Serpent's Kiss (Elder Races series: Book 3)

As soon as Carling’s tantalizing and distracting presence left the kitchen, Rune was able to hit his stride with the text.

 

He also ate every scrap of the cold meat she had cooked for him, and good gods, it was pretty awful. Somehow she had managed to wreck the simple task of browning chicken in a skillet. The outside was charred black, and the inside oozed juice that was still pink. If he had been human, he would have been concerned about salmonella poisoning. As it was, Rune wasn’t a picky eater and had eaten some terrible meals in his time. His tastes had changed when he had first learned to shapeshift and socialize with other species, but he was actually not averse to eating raw meat when necessary, and he had endured any number of campsite disasters.

 

He started to chuckle again when he thought of her cooling the meat for him the way she did for the dog. Then he remembered how she had held herself when he had spoken of kindness, averting her face and eyes, and his laughter faded.

 

Both Wyr and Vampyre societies could be brutal ones. Sometimes conflict could only be settled violently. All of the sentinels were enforcers of Wyr law, but as Dragos’s First, Rune was the ultimate enforcer. If Dragos was ever actually not in a position to do so, it was Rune’s responsibility to hunt and take down even the other sentinels if they ever went renegade. The other sentinels were his friends, partners and comrades in arms. He was glad it had never come to that, but he never forgot the responsibility of his position.

 

For all of that, Rune was really an easygoing male most of the time, and quick to both laughter and affection. He was that rarest of creatures, a man’s man who had no problem admitting he enjoyed chick flicks and women’s fashion. They brought out things in women he adored, from the spiraling of emotions to mysterious heights and depths, to the flowering of wonder-filled feminine pleasure as a woman tried on new outfits and she discovered for the first time in the mirror that she was, in actual fact, beautiful.

 

From what he had seen, Carling was not quick to either laughter or affection. She did not inspire thoughts of comfort or cuddles. Had she once possessed those qualities, or had her experience of life really been that harsh and unyielding? He frowned. The scars covering her body told their own tale.

 

When he tried to imagine her giggling with a girlfriend, it bent his head. Rhoswen clearly worshipped her, and it was obvious Duncan felt something for her too, but as far as he could tell, those relationships were not on any kind of in-depth, equal footing. He suspected most women felt threatened by her, as well they should.
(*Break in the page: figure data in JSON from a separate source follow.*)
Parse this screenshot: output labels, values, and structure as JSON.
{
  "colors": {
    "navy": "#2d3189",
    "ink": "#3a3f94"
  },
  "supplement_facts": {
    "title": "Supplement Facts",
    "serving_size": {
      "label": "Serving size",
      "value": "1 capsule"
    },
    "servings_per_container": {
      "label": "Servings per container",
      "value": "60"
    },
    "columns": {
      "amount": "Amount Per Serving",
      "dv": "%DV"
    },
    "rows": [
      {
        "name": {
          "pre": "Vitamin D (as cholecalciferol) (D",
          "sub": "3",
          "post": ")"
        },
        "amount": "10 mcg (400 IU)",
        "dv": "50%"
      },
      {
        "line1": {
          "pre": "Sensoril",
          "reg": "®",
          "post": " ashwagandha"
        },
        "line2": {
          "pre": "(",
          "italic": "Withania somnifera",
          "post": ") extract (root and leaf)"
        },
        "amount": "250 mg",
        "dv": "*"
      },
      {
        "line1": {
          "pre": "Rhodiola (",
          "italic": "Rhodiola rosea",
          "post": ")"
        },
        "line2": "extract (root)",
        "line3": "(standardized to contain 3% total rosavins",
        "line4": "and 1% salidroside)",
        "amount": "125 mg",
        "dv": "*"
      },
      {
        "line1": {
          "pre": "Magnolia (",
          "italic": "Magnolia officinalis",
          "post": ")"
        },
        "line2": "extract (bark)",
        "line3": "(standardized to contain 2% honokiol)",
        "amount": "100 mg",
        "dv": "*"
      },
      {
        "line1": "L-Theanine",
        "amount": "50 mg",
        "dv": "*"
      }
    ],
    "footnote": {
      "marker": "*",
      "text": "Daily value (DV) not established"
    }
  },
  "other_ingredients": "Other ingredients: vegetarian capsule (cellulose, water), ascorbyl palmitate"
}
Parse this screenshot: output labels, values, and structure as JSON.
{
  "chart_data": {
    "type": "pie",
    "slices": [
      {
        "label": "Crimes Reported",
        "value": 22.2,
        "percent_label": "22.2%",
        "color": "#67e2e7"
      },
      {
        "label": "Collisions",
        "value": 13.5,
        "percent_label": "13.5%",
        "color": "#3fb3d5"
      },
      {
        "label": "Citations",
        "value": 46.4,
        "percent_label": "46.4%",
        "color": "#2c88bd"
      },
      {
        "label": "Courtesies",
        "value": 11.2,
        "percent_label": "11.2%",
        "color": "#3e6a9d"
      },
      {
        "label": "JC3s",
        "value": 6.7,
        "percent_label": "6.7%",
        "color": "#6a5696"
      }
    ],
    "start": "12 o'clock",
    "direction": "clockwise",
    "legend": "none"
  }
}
Life had fashioned Carling into a sleek, lethal weapon, the double-edged kind that would cut off the hand of anyone who dared to wield it if they should try to grasp hold unwisely.

 

Taking that kind of weapon would take a hard, firm hand, from one who knew how and when to hold on with a strong grip, and when to let go and let the weapon free to cut where it would. No one mastered such a weapon. If one were lucky, one might gain respect, trust, alliance, an agreement to work together.

 

Carling was so shielded, and she had built up her personal arsenal over such a long period of time, he doubted if anything would change her at this late date. In that realization, at last he found the conceptual frame he needed in order to curb his fascination for her. There was simply nowhere for his fascination to go, and nothing for it to latch on to in any long-term way. She was brilliant, gorgeous, deadly and even quirky, but she would not allow someone to get too close, not even a dog.

 

Fair enough. Sometimes pinnacles were so narrow and elevated, there was only room for one at the top. If she managed to live for so long with such isolation, she must like her own company. As far as he was concerned, he was happy to help her out if he could, and he would be happy to move on when it was over. And it would be over somehow. They would either find a way for her to survive, or they wouldn’t. As Duncan pointed out, people die all the time. Sometimes old, long-lived creatures died too.

 

Those thoughts produced a clench in his gut, but he ignored it. One way or another, this stop on the island was just an odd blip in his road, and he would do well to keep that thought firmly at the forefront of his mind. His real life waited for him back in New York, where he had good friends and any number of people who loved him.